The applicant was a national of Ethiopia who claimed to have been forced to join the army there. He claimed asylum in Ireland, contending that he was at risk of persecution on account of having divulged information to an opposition party about a secret cession of certain lands by Ethiopia to Sudan. This culminated in a meeting to determine who bore responsibility for the leak, at which shooting broke out, causing the applicant to flee for his life, after which he made arrangements to leave Ethiopia with an agent, ultimately arriving in the State.
The Refugee Applications Commissioner recommended that he not be declared a refugee, and he appealed unsuccessfully to the Refugee Appeals Tribunal, which did not consider him to be credible, although it accepted that he had been a member of the Ethiopian army. He challenged the Tribunal’s decision by way of judicial review.
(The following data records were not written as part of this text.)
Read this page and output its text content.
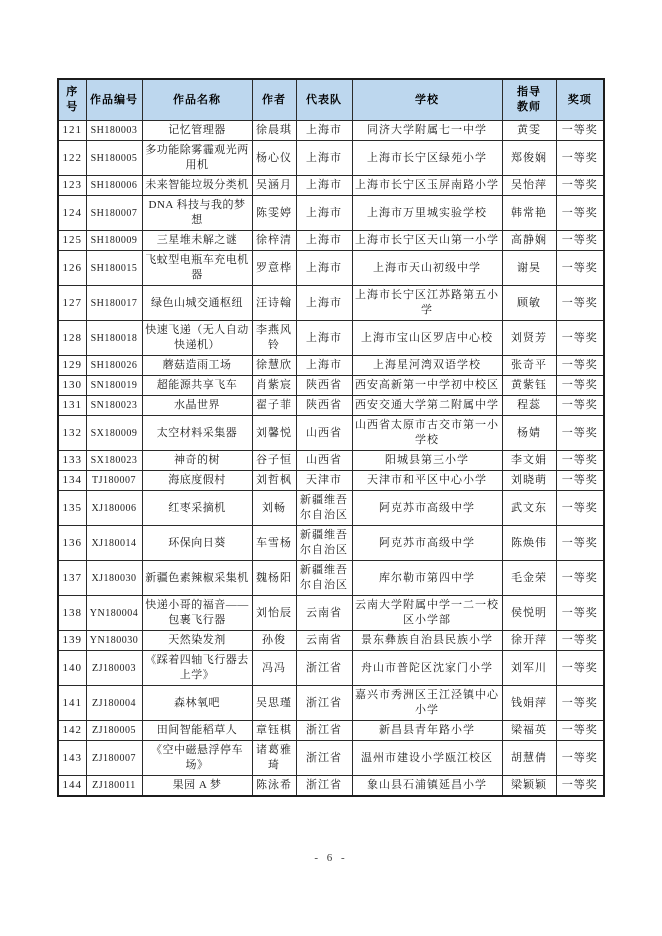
序号	作品编号	作品名称	作者	代表队	学校	指导教师	奖项
121	SH180003	记忆管理器	徐晨琪	上海市	同济大学附属七一中学	黄雯	一等奖
122	SH180005	多功能除雾霾观光两用机	杨心仪	上海市	上海市长宁区绿苑小学	郑俊娴	一等奖
123	SH180006	未来智能垃圾分类机	吴涵月	上海市	上海市长宁区玉屏南路小学	吴怡萍	一等奖
124	SH180007	DNA 科技与我的梦想	陈雯婷	上海市	上海市万里城实验学校	韩常艳	一等奖
125	SH180009	三星堆未解之谜	徐梓清	上海市	上海市长宁区天山第一小学	高静娴	一等奖
126	SH180015	飞蚊型电瓶车充电机器	罗意桦	上海市	上海市天山初级中学	谢昊	一等奖
127	SH180017	绿色山城交通枢纽	汪诗翰	上海市	上海市长宁区江苏路第五小学	顾敏	一等奖
128	SH180018	快速飞递（无人自动快递机）	李燕风铃	上海市	上海市宝山区罗店中心校	刘贤芳	一等奖
129	SH180026	蘑菇造雨工场	徐慧欣	上海市	上海星河湾双语学校	张奇平	一等奖
130	SN180019	超能源共享飞车	肖紫宸	陕西省	西安高新第一中学初中校区	黄紫钰	一等奖
131	SN180023	水晶世界	翟子菲	陕西省	西安交通大学第二附属中学	程蕊	一等奖
132	SX180009	太空材料采集器	刘馨悦	山西省	山西省太原市古交市第一小学校	杨婧	一等奖
133	SX180023	神奇的树	谷子恒	山西省	阳城县第三小学	李文娟	一等奖
134	TJ180007	海底度假村	刘哲枫	天津市	天津市和平区中心小学	刘晓萌	一等奖
135	XJ180006	红枣采摘机	刘畅	新疆维吾尔自治区	阿克苏市高级中学	武文东	一等奖
136	XJ180014	环保向日葵	车雪杨	新疆维吾尔自治区	阿克苏市高级中学	陈焕伟	一等奖
137	XJ180030	新疆色素辣椒采集机	魏杨阳	新疆维吾尔自治区	库尔勒市第四中学	毛金荣	一等奖
138	YN180004	快递小哥的福音——包裹飞行器	刘怡辰	云南省	云南大学附属中学一二一校区小学部	侯悦明	一等奖
139	YN180030	天然染发剂	孙俊	云南省	景东彝族自治县民族小学	徐开萍	一等奖
140	ZJ180003	《踩着四轴飞行器去上学》	冯冯	浙江省	舟山市普陀区沈家门小学	刘军川	一等奖
141	ZJ180004	森林氧吧	吴思瑾	浙江省	嘉兴市秀洲区王江泾镇中心小学	钱娟萍	一等奖
142	ZJ180005	田间智能稻草人	章钰棋	浙江省	新昌县青年路小学	梁福英	一等奖
143	ZJ180007	《空中磁悬浮停车场》	诸葛雅琦	浙江省	温州市建设小学瓯江校区	胡慧倩	一等奖
144	ZJ180011	果园 A 梦	陈泳希	浙江省	象山县石浦镇延昌小学	梁颖颖	一等奖
- 6 -
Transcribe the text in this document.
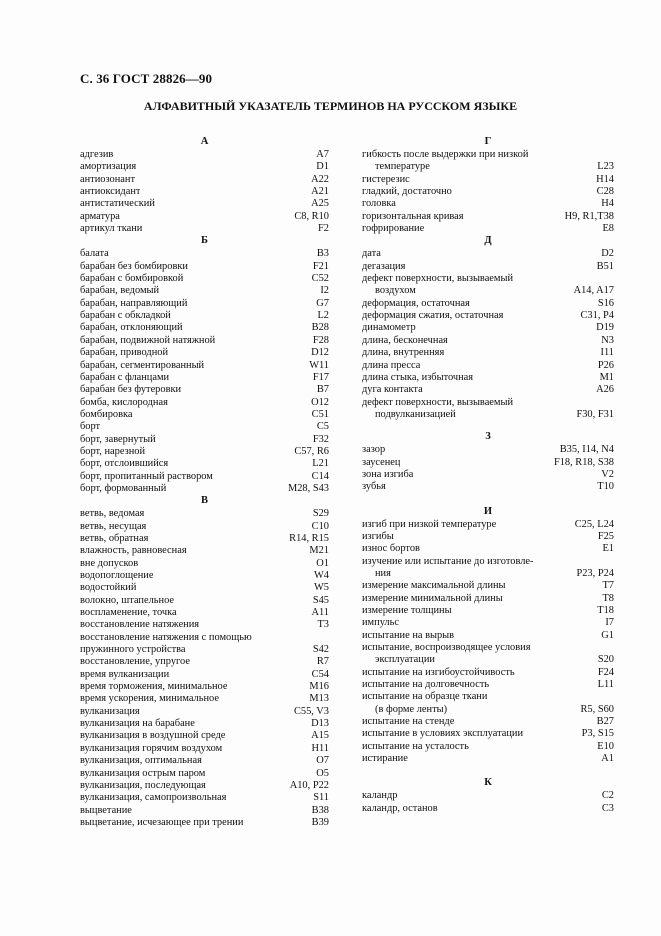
С. 36 ГОСТ 28826—90
АЛФАВИТНЫЙ УКАЗАТЕЛЬ ТЕРМИНОВ НА РУССКОМ ЯЗЫКЕ
А
адгезив	A7
амортизация	D1
антиозонант	A22
антиоксидант	A21
антистатический	A25
арматура	C8, R10
артикул ткани	F2
Б
балата	B3
барабан без бомбировки	F21
барабан с бомбировкой	C52
барабан, ведомый	I2
барабан, направляющий	G7
барабан с обкладкой	L2
барабан, отклоняющий	B28
барабан, подвижной натяжной	F28
барабан, приводной	D12
барабан, сегментированный	W11
барабан с фланцами	F17
барабан без футеровки	B7
бомба, кислородная	O12
бомбировка	C51
борт	C5
борт, завернутый	F32
борт, нарезной	C57, R6
борт, отслоившийся	L21
борт, пропитанный раствором	C14
борт, формованный	M28, S43
В
ветвь, ведомая	S29
ветвь, несущая	C10
ветвь, обратная	R14, R15
влажность, равновесная	M21
вне допусков	O1
водопоглощение	W4
водостойкий	W5
волокно, штапельное	S45
воспламенение, точка	A11
восстановление натяжения	T3
восстановление натяжения с помощью
пружинного устройства	S42
восстановление, упругое	R7
время вулканизации	C54
время торможения, минимальное	M16
время ускорения, минимальное	M13
вулканизация	C55, V3
вулканизация на барабане	D13
вулканизация в воздушной среде	A15
вулканизация горячим воздухом	H11
вулканизация, оптимальная	O7
вулканизация острым паром	O5
вулканизация, последующая	A10, P22
вулканизация, самопроизвольная	S11
выцветание	B38
выцветание, исчезающее при трении	B39
Г
гибкость после выдержки при низкой
температуре	L23
гистерезис	H14
гладкий, достаточно	C28
головка	H4
горизонтальная кривая	H9, R1,T38
гофрирование	E8
Д
дата	D2
дегазация	B51
дефект поверхности, вызываемый
воздухом	A14, A17
деформация, остаточная	S16
деформация сжатия, остаточная	C31, P4
динамометр	D19
длина, бесконечная	N3
длина, внутренняя	I11
длина пресса	P26
длина стыка, избыточная	M1
дуга контакта	A26
дефект поверхности, вызываемый
подвулканизацией	F30, F31
З
зазор	B35, I14, N4
заусенец	F18, R18, S38
зона изгиба	V2
зубья	T10
И
изгиб при низкой температуре	C25, L24
изгибы	F25
износ бортов	E1
изучение или испытание до изготовле-
ния	P23, P24
измерение максимальной длины	T7
измерение минимальной длины	T8
измерение толщины	T18
импульс	I7
испытание на вырыв	G1
испытание, воспроизводящее условия
эксплуатации	S20
испытание на изгибоустойчивость	F24
испытание на долговечность	L11
испытание на образце ткани
(в форме ленты)	R5, S60
испытание на стенде	B27
испытание в условиях эксплуатации	P3, S15
испытание на усталость	E10
истирание	A1
К
каландр	C2
каландр, останов	C3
The applicant claimed that, even though the Tribunal had not found his account of what had happened to him in Ethiopia to be credible, it should still have considered whether he had a well-founded fear of persecution in Ethiopia on the grounds that
(i) he was a deserter from the army;
(ii) he had sought asylum in Ireland; and
(iii) he had provided confidential information to the opposition political party in Ethiopia about the government having transferred certain lands to Sudan.
The Tribunal argued that it had only gone so far as to hold that he might have been in the army at some stage, and not his account of what had happened whilst he was in it. It contended that country of origin information relied upon by the applicant which reported the imposition of the death sentence on four Ethiopian air force pilots who had sought asylum whilst participating in a training exercise in Israel was a very specific case, and had no bearing on the applicant’s position.
The High Court quashed the Tribunal’s decision. It held that the Tribunal was entitled to reject the applicant’s narrative but that, having held that he was in the army, it should have considered the likely fate of a deserter who might be repatriated to Ethiopia. It noted that the evidence before the Tribunal in that regard concerned four air force pilots who deserted and sought asylum in Israel, and who were sentenced to death in absentia. The court held that the Tribunal should have considered what fate the applicant would likely meet if repatriated as a deserter from the army, as a whistleblower in relation to the land allocation, and as a failed asylum seeker. It having failed to do so, its decision was in error and was quashed.
The High Court quashed the Tribunal’s decision.